Tudo isto mete medo.

Tudo isto me lembra a coragem que era necessária para há 20 anos advogados aceitarem defender alguém acusado de pedofilia, pois eram enxovalhados como se o fossem também.

Por isso elogio os que tiveram coragem de se indignar perante o silêncio cúmplice dos políticos apavorados por perderem votos nas calçadas levadas ao rubro e à ignominia.

O ELOGIO

A Nuno Garoupa, por ter aceitado ser candidato a deputado pela Iniciativa Liberal; mas o elogio seria sempre devido, fosse qual fosse o partido que escolhesse.

Ele é uma figura cimeira da academia nos EUA, foi Presidente da Fundação Francisco Manuel dos Santos e é talvez a pessoa que há mais tempo e melhor tem estudado o nosso sistema judicial.

O elogio é tanto mais devido quanto o nível dos candidatos dos vários partidos – talvez o PSD seja o pior – é muito baixo no que se refere a imagem nacional para não dizer internacional, e nisso a comparação com a França – que dela venho falando - envergonha-nos.

LER É O MELHOR REMÉDIO

Vi no Financial Times a análise do livro “Born in Blackness” de Howard French.

O livro coloca a África como central e não periférica na Era das Descobertas a partir do Século XV e dá voz histórica aos escravizados e colonizados.

French, descendente de uma escrava, escreve uma obra que aparentemente é de leitura obrigatória. Irei lê-la, mas arrisco aconselhar a sua leitura desde já.

A PERGUNTA SEM RESPOSTA

Em novembro deste ano terão sido feitos mais de 1,5 milhão de testes e em dezembro estão a fazer-se mais de 130.000 por dia. E estamos quase todos vacinados com 2 doses e os grupos de risco também com uma terceira.

Apesar disso, o número de positivos não é muito elevado e os casos graves felizmente ainda menos.

Sendo assim duas perguntas: como se admite que se tenha decidido encerrar os centros de vacinação 8 dias, de 23 de janeiro a 2 de janeiro?

E como se compreende que se fechem bares e discotecas (onde já apenas se poderia entrar vacinado e com teste) e se complique a vida em hotéis, alojamento local e restaurante (mas não em centros comerciais), como se estivéssemos em 2020?

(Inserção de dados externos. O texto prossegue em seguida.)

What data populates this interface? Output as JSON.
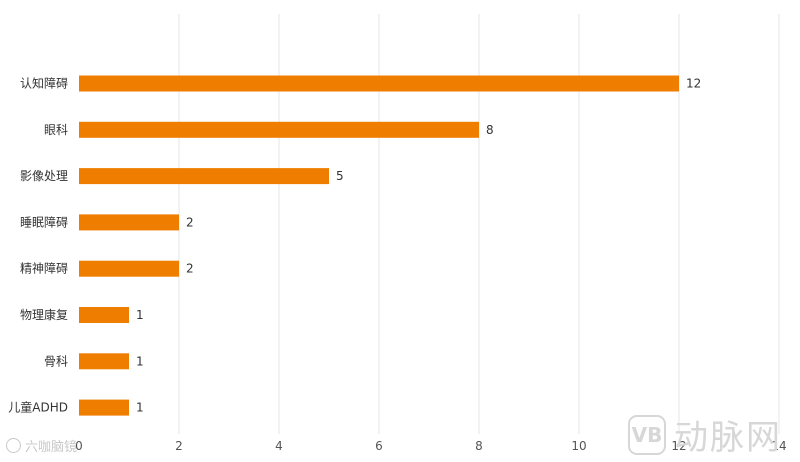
{
  "chart_data": {
    "type": "bar",
    "orientation": "horizontal",
    "categories": [
      "认知障碍",
      "眼科",
      "影像处理",
      "睡眠障碍",
      "精神障碍",
      "物理康复",
      "骨科",
      "儿童ADHD"
    ],
    "values": [
      12,
      8,
      5,
      2,
      2,
      1,
      1,
      1
    ],
    "xlim": [
      0,
      14
    ],
    "xticks": [
      0,
      2,
      4,
      6,
      8,
      10,
      12,
      14
    ],
    "grid": "vertical",
    "legend": "none",
    "bar_color": "#ef7d00",
    "gridline_color": "#e6e6e6"
  },
  "watermarks": {
    "left_text": "六咖脑镜",
    "right_badge": "VB",
    "right_text": "动脉网"
  }
}
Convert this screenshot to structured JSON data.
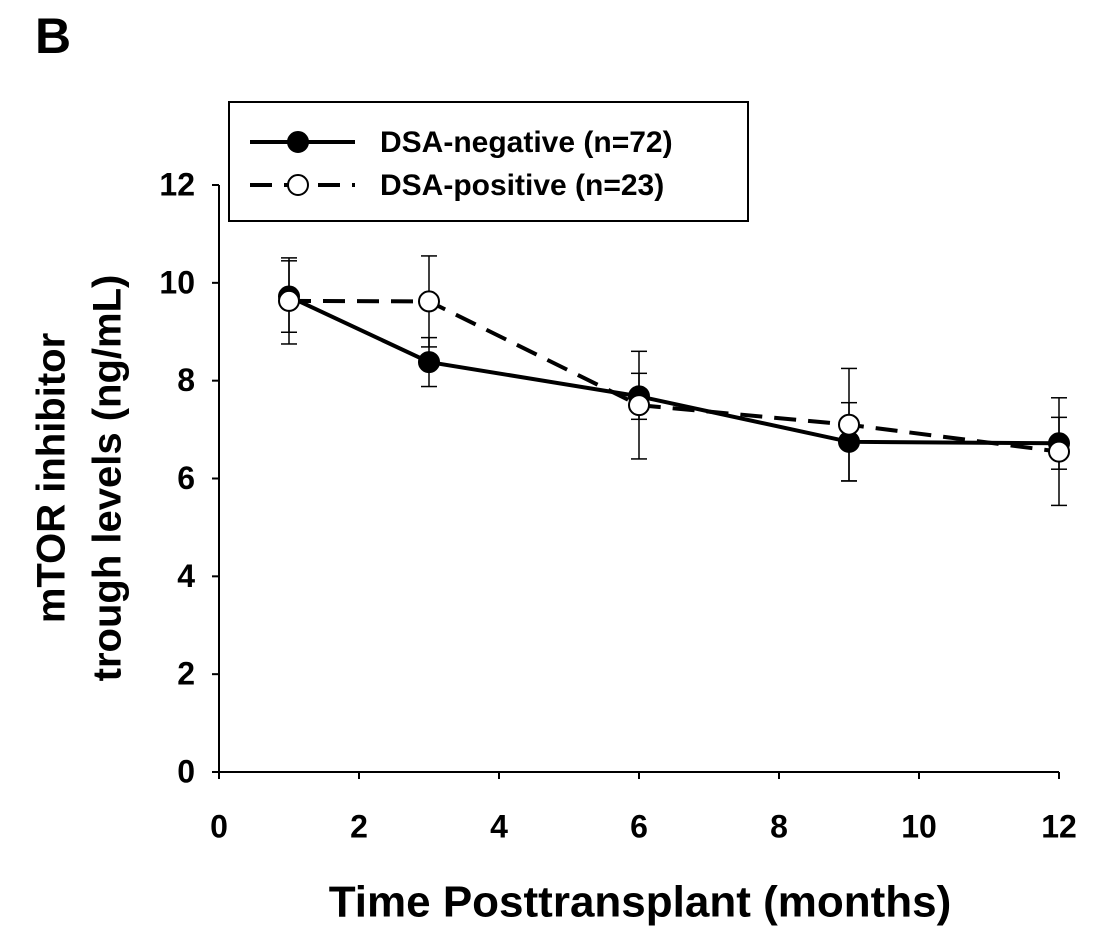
{
  "chart_data": {
    "type": "line",
    "panel_label": "B",
    "xlabel": "Time Posttransplant (months)",
    "ylabel": [
      "mTOR inhibitor",
      "trough levels (ng/mL)"
    ],
    "xlim": [
      0,
      12
    ],
    "xticks": [
      0,
      2,
      4,
      6,
      8,
      10,
      12
    ],
    "ylim": [
      0,
      12
    ],
    "yticks": [
      0,
      2,
      4,
      6,
      8,
      10,
      12
    ],
    "x": [
      1,
      3,
      6,
      9,
      12
    ],
    "legend": "upper left",
    "series": [
      {
        "name": "DSA-negative (n=72)",
        "color": "#000000",
        "marker_fill": "#000000",
        "linestyle": "solid",
        "values": [
          9.72,
          8.38,
          7.68,
          6.75,
          6.72
        ],
        "errors": [
          0.73,
          0.5,
          0.47,
          0.8,
          0.53
        ]
      },
      {
        "name": "DSA-positive (n=23)",
        "color": "#000000",
        "marker_fill": "#ffffff",
        "linestyle": "dashed",
        "values": [
          9.63,
          9.62,
          7.5,
          7.1,
          6.55
        ],
        "errors": [
          0.88,
          0.93,
          1.1,
          1.15,
          1.1
        ]
      }
    ]
  }
}
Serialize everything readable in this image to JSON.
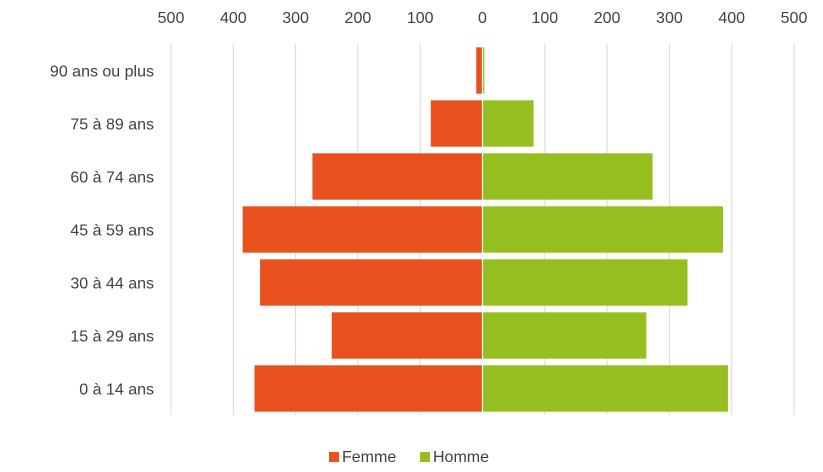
{
  "chart_data": {
    "type": "bar",
    "orientation": "horizontal",
    "layout": "population-pyramid",
    "categories": [
      "90 ans ou plus",
      "75 à 89 ans",
      "60 à 74 ans",
      "45 à 59 ans",
      "30 à 44 ans",
      "15 à 29 ans",
      "0 à 14 ans"
    ],
    "series": [
      {
        "name": "Femme",
        "color": "#E8501E",
        "side": "left",
        "values": [
          10,
          83,
          273,
          385,
          357,
          242,
          366
        ]
      },
      {
        "name": "Homme",
        "color": "#94BF1E",
        "side": "right",
        "values": [
          3,
          82,
          273,
          386,
          329,
          263,
          394
        ]
      }
    ],
    "xlim": [
      -500,
      500
    ],
    "tick_values": [
      -500,
      -400,
      -300,
      -200,
      -100,
      0,
      100,
      200,
      300,
      400,
      500
    ],
    "tick_labels": [
      "500",
      "400",
      "300",
      "200",
      "100",
      "0",
      "100",
      "200",
      "300",
      "400",
      "500"
    ],
    "grid": true,
    "legend": "bottom",
    "colors": {
      "grid": "#D9D9D9",
      "text": "#404040",
      "zero_line": "#D9D9D9"
    }
  }
}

Será que é o cheiro das eleições a falar mais alto?

A LOUCURA MANSA

Em 16 de novembro elogiei a disponibilidade de Francisco Assis para voltar a ser candidato às legislativas (o que teria recusado em 2019 por discordar da geringonça). Mas fiz mais.

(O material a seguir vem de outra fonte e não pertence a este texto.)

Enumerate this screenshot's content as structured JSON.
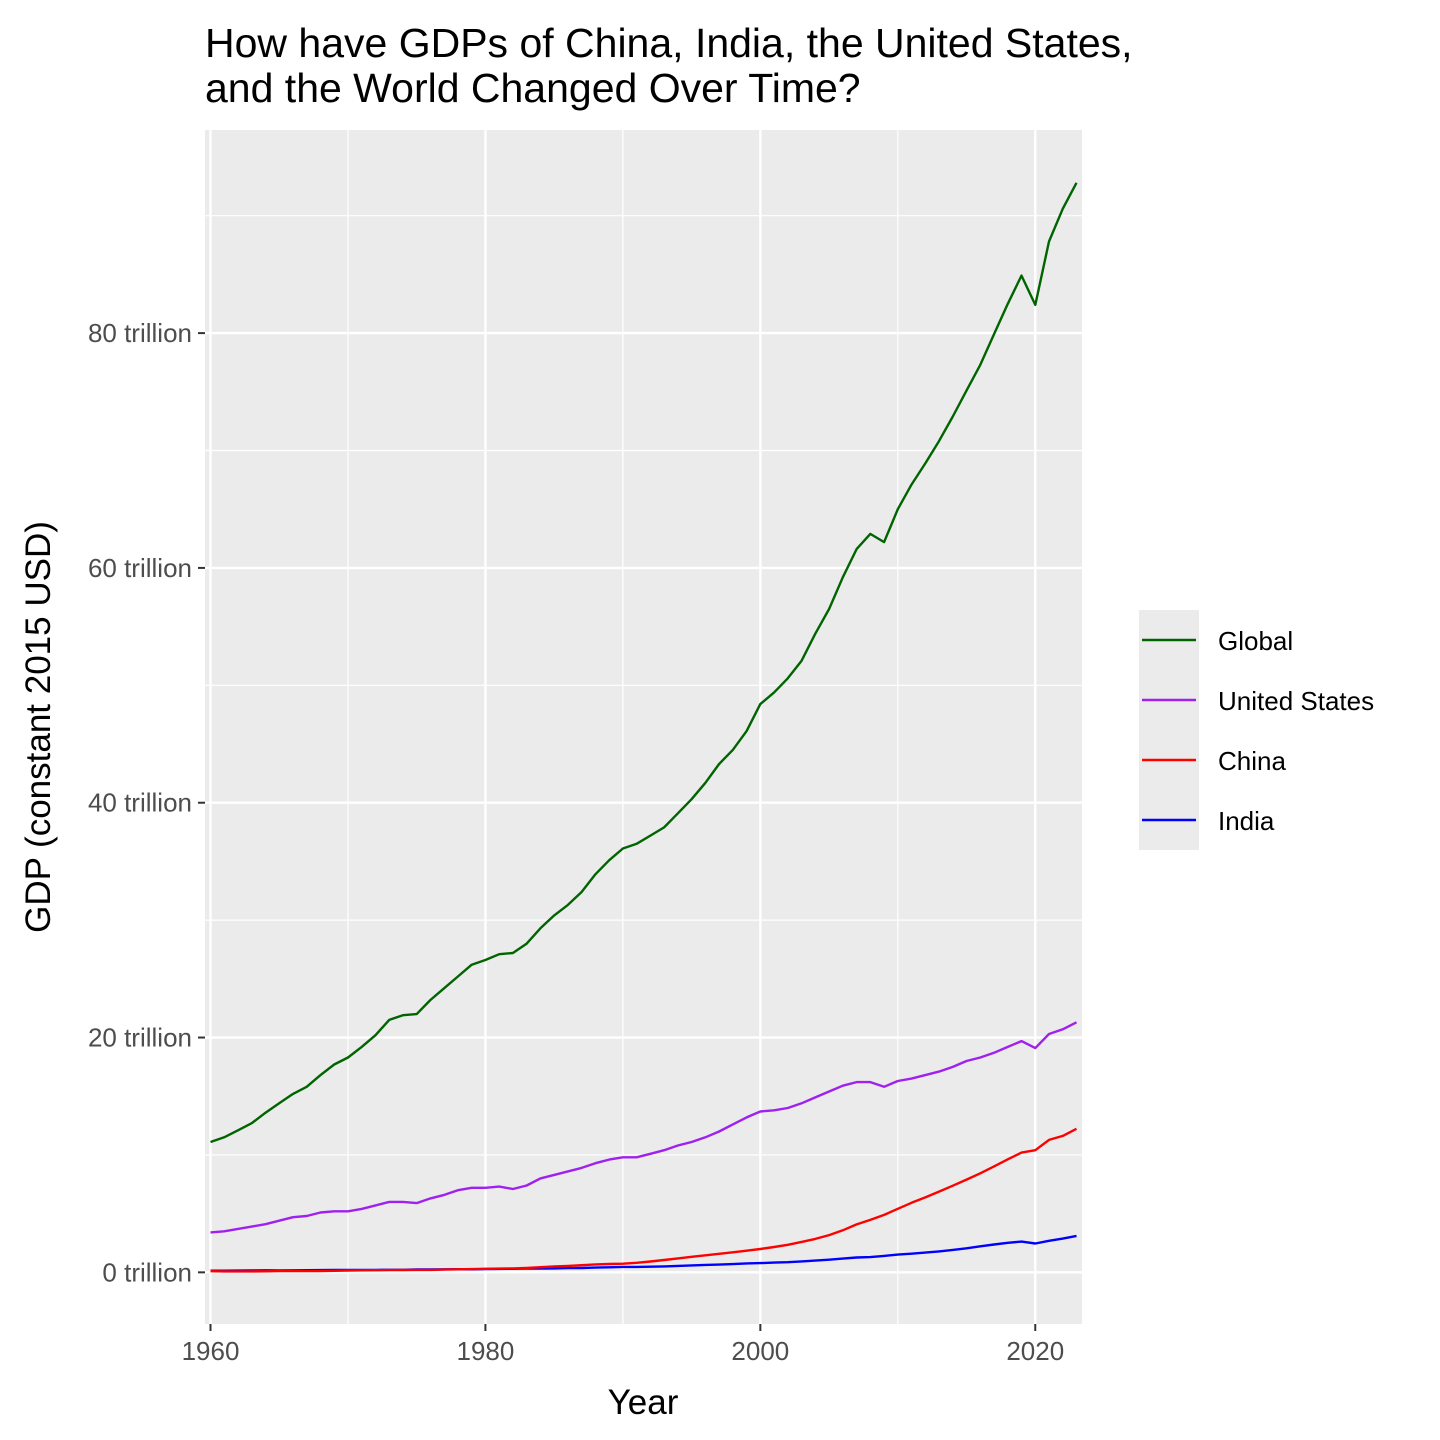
{
  "chart_data": {
    "type": "line",
    "title": [
      "How have GDPs of China, India, the United States,",
      "and the World Changed Over Time?"
    ],
    "xlabel": "Year",
    "ylabel": "GDP (constant 2015 USD)",
    "xlim": [
      1959.6,
      2023.4
    ],
    "ylim": [
      -4.4,
      97.3
    ],
    "x_ticks": [
      1960,
      1980,
      2000,
      2020
    ],
    "x_tick_labels": [
      "1960",
      "1980",
      "2000",
      "2020"
    ],
    "y_ticks": [
      0,
      20,
      40,
      60,
      80
    ],
    "y_tick_labels": [
      "0 trillion",
      "20 trillion",
      "40 trillion",
      "60 trillion",
      "80 trillion"
    ],
    "y_units": "trillion constant 2015 USD",
    "grid": true,
    "legend_position": "right",
    "legend_labels": [
      "Global",
      "United States",
      "China",
      "India"
    ],
    "x": [
      1960,
      1961,
      1962,
      1963,
      1964,
      1965,
      1966,
      1967,
      1968,
      1969,
      1970,
      1971,
      1972,
      1973,
      1974,
      1975,
      1976,
      1977,
      1978,
      1979,
      1980,
      1981,
      1982,
      1983,
      1984,
      1985,
      1986,
      1987,
      1988,
      1989,
      1990,
      1991,
      1992,
      1993,
      1994,
      1995,
      1996,
      1997,
      1998,
      1999,
      2000,
      2001,
      2002,
      2003,
      2004,
      2005,
      2006,
      2007,
      2008,
      2009,
      2010,
      2011,
      2012,
      2013,
      2014,
      2015,
      2016,
      2017,
      2018,
      2019,
      2020,
      2021,
      2022,
      2023
    ],
    "series": [
      {
        "name": "Global",
        "color": "#006400",
        "values": [
          11.1,
          11.5,
          12.1,
          12.7,
          13.6,
          14.4,
          15.2,
          15.8,
          16.8,
          17.7,
          18.3,
          19.2,
          20.2,
          21.5,
          21.9,
          22.0,
          23.2,
          24.2,
          25.2,
          26.2,
          26.6,
          27.1,
          27.2,
          28.0,
          29.3,
          30.4,
          31.3,
          32.4,
          33.9,
          35.1,
          36.1,
          36.5,
          37.2,
          37.9,
          39.1,
          40.3,
          41.7,
          43.3,
          44.5,
          46.1,
          48.4,
          49.4,
          50.6,
          52.1,
          54.4,
          56.5,
          59.2,
          61.6,
          62.9,
          62.2,
          65.0,
          67.1,
          68.9,
          70.8,
          72.9,
          75.1,
          77.3,
          79.9,
          82.5,
          84.9,
          82.4,
          87.8,
          90.6,
          92.8
        ]
      },
      {
        "name": "United States",
        "color": "#a020f0",
        "values": [
          3.4,
          3.5,
          3.7,
          3.9,
          4.1,
          4.4,
          4.7,
          4.8,
          5.1,
          5.2,
          5.2,
          5.4,
          5.7,
          6.0,
          6.0,
          5.9,
          6.3,
          6.6,
          7.0,
          7.2,
          7.2,
          7.3,
          7.1,
          7.4,
          8.0,
          8.3,
          8.6,
          8.9,
          9.3,
          9.6,
          9.8,
          9.8,
          10.1,
          10.4,
          10.8,
          11.1,
          11.5,
          12.0,
          12.6,
          13.2,
          13.7,
          13.8,
          14.0,
          14.4,
          14.9,
          15.4,
          15.9,
          16.2,
          16.2,
          15.8,
          16.3,
          16.5,
          16.8,
          17.1,
          17.5,
          18.0,
          18.3,
          18.7,
          19.2,
          19.7,
          19.1,
          20.3,
          20.7,
          21.3
        ]
      },
      {
        "name": "China",
        "color": "#ff0000",
        "values": [
          0.1,
          0.08,
          0.08,
          0.08,
          0.09,
          0.11,
          0.12,
          0.11,
          0.11,
          0.13,
          0.16,
          0.17,
          0.18,
          0.19,
          0.2,
          0.21,
          0.21,
          0.23,
          0.26,
          0.28,
          0.3,
          0.32,
          0.34,
          0.38,
          0.44,
          0.5,
          0.55,
          0.61,
          0.68,
          0.71,
          0.74,
          0.81,
          0.92,
          1.05,
          1.19,
          1.32,
          1.45,
          1.58,
          1.71,
          1.84,
          1.99,
          2.16,
          2.35,
          2.59,
          2.85,
          3.17,
          3.58,
          4.08,
          4.47,
          4.89,
          5.41,
          5.92,
          6.38,
          6.88,
          7.38,
          7.9,
          8.44,
          9.02,
          9.63,
          10.2,
          10.4,
          11.28,
          11.62,
          12.23
        ]
      },
      {
        "name": "India",
        "color": "#0000ff",
        "values": [
          0.14,
          0.14,
          0.15,
          0.16,
          0.17,
          0.16,
          0.17,
          0.18,
          0.19,
          0.2,
          0.21,
          0.21,
          0.21,
          0.22,
          0.22,
          0.24,
          0.24,
          0.26,
          0.27,
          0.26,
          0.28,
          0.29,
          0.3,
          0.32,
          0.33,
          0.34,
          0.36,
          0.37,
          0.4,
          0.43,
          0.46,
          0.46,
          0.48,
          0.51,
          0.55,
          0.59,
          0.63,
          0.66,
          0.7,
          0.76,
          0.79,
          0.83,
          0.86,
          0.93,
          1.0,
          1.08,
          1.17,
          1.26,
          1.3,
          1.4,
          1.51,
          1.59,
          1.68,
          1.78,
          1.91,
          2.05,
          2.22,
          2.37,
          2.52,
          2.62,
          2.46,
          2.69,
          2.87,
          3.1
        ]
      }
    ]
  },
  "colors": {
    "panel_background": "#ebebeb",
    "grid_major": "#ffffff",
    "axis_text": "#4d4d4d"
  }
}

Lembrei então que nas minas se usavam canários para saber quando o nível de metano ou monóxido de carbono começava a ser perigoso para os mineiros.

E também lembrei que nas vinhas se plantavam rosas para alertar que seria necessário atacar o oídio com enxofre.

Por isso disse que “Assis vai ser assim a rosa ou o canário para nos apercebermos se o radicalismo deixou de imperar à esquerda”.

O PS não quis o canário ou a rosa nas listas. A mensagem está clara. E a loucura mansa foi que alguns como eu tivessem pensado o contrário.